Once upon a time, I was a lineup complainer. The lineup would be posted each day at 4pm-ish and I’d complain about it. So and so is hitting too low, this guy is hitting too high, why is bench player flavor of the week not playing, that sort of stuff. A few times a year the Yankees would play the “ideal” lineup. Otherwise it was the same story, day after day. The lineup stinks and I was Mad Online.
I’ve outgrown that, thankfully. Daily lineup complaints are no way to go through life. As long as Joe Girardi doesn’t do something crazy like bat his best hitter ninth (which he never does and would never do), whatever lineup he runs out there is fine with me. So this post shouldn’t construed as me complaining about the lineup. This is more of a rational discussion about the batting order nearly one-third of the way through the season.
For the most part, I think we can all agree on one thing regarding the lineup: Brett Gardner should lead off, and Chase Headley and Chris Carter should bat eighth and ninth, really in either order. I guess that’s three things. Anyway, that stuff is straight forward. Gardner is, yet again, one of the team’s best on-base players and count-workers. Headley and Carter have been terrible and should get the fewest at-bats. Simple, right? Right.
The few spots beyond Gardner are what I really want to discuss. This is my ideal top of the lineup right now, given the available personnel:
- LF Brett Gardner
- CF Aaron Hicks
- RF Aaron Judge
The three outfielders, left to right. Gary Sanchez has been hitting second most of the season and I am totally cool with that. It works for me. Sanchez has looked a little jumpy at the plate the last few days, but I’m not worried. Hitters go through their ups and downs. Sanchez is one of the team’s best hitters, so by all means, hit him second. Josh Donaldson and Kris Bryant won MVPs hitting second in recent years. Power hitters can hit there too.
That said, I like Hicks hitting second over Sanchez right now because, well, Hicks has been the better hitter this season. The better overall hitter and, more importantly, the better on-base threat. Hicks has a .426 OBP this year. Sanchez has a .356 OBP. That’s still good! But it’s not .426. Batting Hicks second means more runners on base for Judge, who has inarguably been the Yankees’ best hitter this season.
Judge started the season hitting lower in the lineup and understandably so, but he’s forced his way up, and now he is in entrenched as the No. 5 hitter. Moving Judge up even further to the No. 3 spot means more at-bats. More at-bats over the course of the season, and a better chance to get Judge that one extra at-bat in an individual game. Through 48 team games the No. 3 spot has 14 more plate appearances than the No. 5 spot for the Yankees. That’s 14 more times Judge would have come to the plate in the late innings. It’s not nothing!

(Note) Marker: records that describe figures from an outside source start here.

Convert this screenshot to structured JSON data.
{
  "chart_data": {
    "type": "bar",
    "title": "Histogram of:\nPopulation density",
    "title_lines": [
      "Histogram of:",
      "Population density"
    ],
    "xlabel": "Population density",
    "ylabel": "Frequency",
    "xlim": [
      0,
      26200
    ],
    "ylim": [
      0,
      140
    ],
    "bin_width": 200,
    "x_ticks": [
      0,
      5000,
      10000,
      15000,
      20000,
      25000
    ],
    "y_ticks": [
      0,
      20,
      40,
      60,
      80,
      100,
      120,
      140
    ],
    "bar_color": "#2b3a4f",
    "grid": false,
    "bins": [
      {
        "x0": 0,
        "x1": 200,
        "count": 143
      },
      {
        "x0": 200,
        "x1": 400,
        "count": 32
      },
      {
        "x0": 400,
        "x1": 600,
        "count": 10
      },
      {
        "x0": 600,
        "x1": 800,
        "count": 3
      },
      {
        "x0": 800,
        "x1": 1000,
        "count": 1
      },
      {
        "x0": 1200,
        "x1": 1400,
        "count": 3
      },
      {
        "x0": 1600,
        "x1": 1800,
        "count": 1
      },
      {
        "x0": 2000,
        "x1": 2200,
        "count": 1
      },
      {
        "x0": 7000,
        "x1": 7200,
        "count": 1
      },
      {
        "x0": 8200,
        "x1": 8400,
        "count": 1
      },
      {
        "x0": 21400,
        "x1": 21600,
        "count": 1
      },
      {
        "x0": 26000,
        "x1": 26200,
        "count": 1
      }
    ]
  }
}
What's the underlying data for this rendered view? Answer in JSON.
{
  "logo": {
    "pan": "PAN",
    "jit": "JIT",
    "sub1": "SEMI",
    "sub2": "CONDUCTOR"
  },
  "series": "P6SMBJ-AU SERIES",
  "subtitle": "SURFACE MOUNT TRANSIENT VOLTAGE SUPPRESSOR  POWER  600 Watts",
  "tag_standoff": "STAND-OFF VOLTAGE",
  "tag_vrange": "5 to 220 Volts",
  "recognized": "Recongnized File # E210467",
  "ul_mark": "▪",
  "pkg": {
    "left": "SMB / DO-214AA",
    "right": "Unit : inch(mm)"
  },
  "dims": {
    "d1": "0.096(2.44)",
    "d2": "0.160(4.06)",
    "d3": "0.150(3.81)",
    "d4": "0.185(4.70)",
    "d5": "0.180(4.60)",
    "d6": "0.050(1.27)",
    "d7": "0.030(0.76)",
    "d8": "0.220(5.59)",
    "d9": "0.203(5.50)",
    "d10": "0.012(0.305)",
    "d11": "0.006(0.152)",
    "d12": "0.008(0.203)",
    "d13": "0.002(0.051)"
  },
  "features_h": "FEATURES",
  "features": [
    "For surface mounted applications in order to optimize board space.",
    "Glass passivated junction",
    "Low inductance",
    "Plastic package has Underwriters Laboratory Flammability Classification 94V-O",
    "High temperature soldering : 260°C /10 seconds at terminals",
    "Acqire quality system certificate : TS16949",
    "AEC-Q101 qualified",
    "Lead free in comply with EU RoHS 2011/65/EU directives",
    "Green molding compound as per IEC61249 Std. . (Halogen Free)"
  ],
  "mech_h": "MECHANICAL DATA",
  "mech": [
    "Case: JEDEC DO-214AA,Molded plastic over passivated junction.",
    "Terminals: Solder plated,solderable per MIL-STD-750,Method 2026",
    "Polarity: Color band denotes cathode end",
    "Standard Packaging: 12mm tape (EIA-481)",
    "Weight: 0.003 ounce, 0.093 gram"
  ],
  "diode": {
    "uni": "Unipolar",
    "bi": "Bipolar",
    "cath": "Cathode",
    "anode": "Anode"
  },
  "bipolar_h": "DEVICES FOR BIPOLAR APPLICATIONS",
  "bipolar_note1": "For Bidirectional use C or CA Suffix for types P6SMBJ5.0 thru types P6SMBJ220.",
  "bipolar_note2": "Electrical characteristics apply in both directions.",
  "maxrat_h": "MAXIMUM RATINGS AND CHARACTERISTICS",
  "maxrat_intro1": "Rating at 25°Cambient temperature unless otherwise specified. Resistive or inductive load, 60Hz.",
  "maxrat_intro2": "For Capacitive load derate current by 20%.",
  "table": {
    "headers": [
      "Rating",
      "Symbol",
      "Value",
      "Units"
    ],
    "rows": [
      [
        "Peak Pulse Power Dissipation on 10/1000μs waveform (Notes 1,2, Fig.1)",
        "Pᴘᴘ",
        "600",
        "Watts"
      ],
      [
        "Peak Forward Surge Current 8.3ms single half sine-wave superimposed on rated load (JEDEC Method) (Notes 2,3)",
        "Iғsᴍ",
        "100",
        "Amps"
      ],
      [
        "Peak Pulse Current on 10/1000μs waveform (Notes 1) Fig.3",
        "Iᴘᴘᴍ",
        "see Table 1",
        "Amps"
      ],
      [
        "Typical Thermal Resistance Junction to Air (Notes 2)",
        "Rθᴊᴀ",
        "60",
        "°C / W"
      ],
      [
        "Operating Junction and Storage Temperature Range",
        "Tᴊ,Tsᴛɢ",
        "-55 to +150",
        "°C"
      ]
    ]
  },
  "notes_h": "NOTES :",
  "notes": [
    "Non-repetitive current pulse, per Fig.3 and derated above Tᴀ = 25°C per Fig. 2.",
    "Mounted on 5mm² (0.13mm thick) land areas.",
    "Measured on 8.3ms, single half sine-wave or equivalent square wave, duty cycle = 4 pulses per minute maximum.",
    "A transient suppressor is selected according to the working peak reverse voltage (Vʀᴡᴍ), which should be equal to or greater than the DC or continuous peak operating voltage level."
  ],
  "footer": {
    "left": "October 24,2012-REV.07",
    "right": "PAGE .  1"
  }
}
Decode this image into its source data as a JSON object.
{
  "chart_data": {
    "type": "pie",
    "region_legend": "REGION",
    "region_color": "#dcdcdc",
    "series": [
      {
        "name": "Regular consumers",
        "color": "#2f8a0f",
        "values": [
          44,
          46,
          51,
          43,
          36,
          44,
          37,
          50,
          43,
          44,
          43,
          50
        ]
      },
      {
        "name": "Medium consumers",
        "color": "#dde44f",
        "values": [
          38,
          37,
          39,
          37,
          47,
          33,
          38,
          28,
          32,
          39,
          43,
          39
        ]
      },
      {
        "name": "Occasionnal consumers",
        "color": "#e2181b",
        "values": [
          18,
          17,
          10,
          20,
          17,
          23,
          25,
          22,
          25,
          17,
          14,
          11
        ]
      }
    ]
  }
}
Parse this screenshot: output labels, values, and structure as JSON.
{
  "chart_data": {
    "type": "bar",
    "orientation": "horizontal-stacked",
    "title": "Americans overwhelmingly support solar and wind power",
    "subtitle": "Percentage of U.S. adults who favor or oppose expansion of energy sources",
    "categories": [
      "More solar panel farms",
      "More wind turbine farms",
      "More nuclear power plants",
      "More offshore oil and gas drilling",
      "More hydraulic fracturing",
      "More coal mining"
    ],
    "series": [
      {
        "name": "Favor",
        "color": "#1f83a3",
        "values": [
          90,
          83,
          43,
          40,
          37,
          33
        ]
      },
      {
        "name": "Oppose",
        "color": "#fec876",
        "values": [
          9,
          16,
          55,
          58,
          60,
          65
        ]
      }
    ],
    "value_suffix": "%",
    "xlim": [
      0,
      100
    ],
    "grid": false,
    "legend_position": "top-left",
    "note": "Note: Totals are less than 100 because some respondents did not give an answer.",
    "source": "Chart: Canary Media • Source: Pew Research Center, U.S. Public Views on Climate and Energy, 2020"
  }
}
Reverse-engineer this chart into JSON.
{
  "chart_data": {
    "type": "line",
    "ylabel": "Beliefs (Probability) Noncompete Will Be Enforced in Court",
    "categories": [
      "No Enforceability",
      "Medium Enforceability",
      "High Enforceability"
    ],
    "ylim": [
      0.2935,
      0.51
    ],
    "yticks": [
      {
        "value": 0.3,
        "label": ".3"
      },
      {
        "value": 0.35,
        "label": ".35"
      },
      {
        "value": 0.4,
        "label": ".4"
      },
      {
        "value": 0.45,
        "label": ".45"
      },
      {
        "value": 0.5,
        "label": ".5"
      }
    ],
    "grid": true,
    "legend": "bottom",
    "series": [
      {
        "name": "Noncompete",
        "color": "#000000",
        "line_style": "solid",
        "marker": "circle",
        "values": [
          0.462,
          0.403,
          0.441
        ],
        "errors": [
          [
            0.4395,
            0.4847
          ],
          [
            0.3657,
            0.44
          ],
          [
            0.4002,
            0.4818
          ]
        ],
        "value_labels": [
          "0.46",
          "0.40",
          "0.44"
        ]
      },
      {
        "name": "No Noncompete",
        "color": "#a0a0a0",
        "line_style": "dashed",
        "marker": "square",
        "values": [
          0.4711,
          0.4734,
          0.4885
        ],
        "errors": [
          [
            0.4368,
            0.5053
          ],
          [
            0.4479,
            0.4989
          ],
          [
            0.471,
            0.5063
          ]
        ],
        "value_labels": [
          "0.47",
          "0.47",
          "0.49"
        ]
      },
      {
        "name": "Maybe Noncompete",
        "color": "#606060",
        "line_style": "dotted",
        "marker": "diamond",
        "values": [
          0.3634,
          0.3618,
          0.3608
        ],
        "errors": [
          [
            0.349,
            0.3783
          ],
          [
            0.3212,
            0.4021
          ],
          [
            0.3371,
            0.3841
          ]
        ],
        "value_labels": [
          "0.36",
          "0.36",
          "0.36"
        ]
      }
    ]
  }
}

We’re not splitting atoms here. Hicks (.426), Judge (.419), and Gardner (.363) have the three highest OBPs on the Yankees. They make fewer outs than anyone else. Judge is also one of the game’s top power threats. Batting Gardner and Hicks first and second is, by far, the best way to get men on base for Judge. Batting these three atop the lineup also means they get the most at-bats, therefore giving the Yankees more chances to score.
Going with Gardner-Hicks-Judge atop the lineup and Headley-Carter at the bottom leaves you Sanchez, Starlin Castro, Matt Holliday, and Didi Gregorius for the 4-5-6-7 spots. What’s the best way to order them? I’m not sure there’s a wrong answer. I’d prefer hitting Sanchez fourth because I think he’s most likely to be an impact bat the rest of the season, but if you said the same thing about Castro or Holliday, I wouldn’t argue (much).
The important thing, as far as I’m concerned, is getting Judge more at-bats because because the guy is a monster, and the more he plays, the better the Yankees’ chances to win. Jacoby Ellsbury’s concussion — Girardi said yesterday Ellsbury is still experiencing headaches, so he remains shut down indefinitely — ensures Hicks will be in the lineup everyday, and as long as he’s hitting like this, Hicks is the perfect No. 2 hitter. On-base ability, power, speed, switch-hitter, the whole nine. Perfect.
The lineup almost seems to write itself from there. Gardner leads off, Hicks hits second, Judge hits third. Your two best on-base players and your most devastating hitter. Sanchez, Holliday, Castro, and Gregorius add quality lineup depth through the No. 7 spot too. I get why Girardi hits Sanchez second, Holliday third, and Castro fourth. I do. But nearly 50 games into the season, it’s the clear the more Aaron Judge hits with men on base, the better. The lineup should be built in such a way that maximizes those opportunities.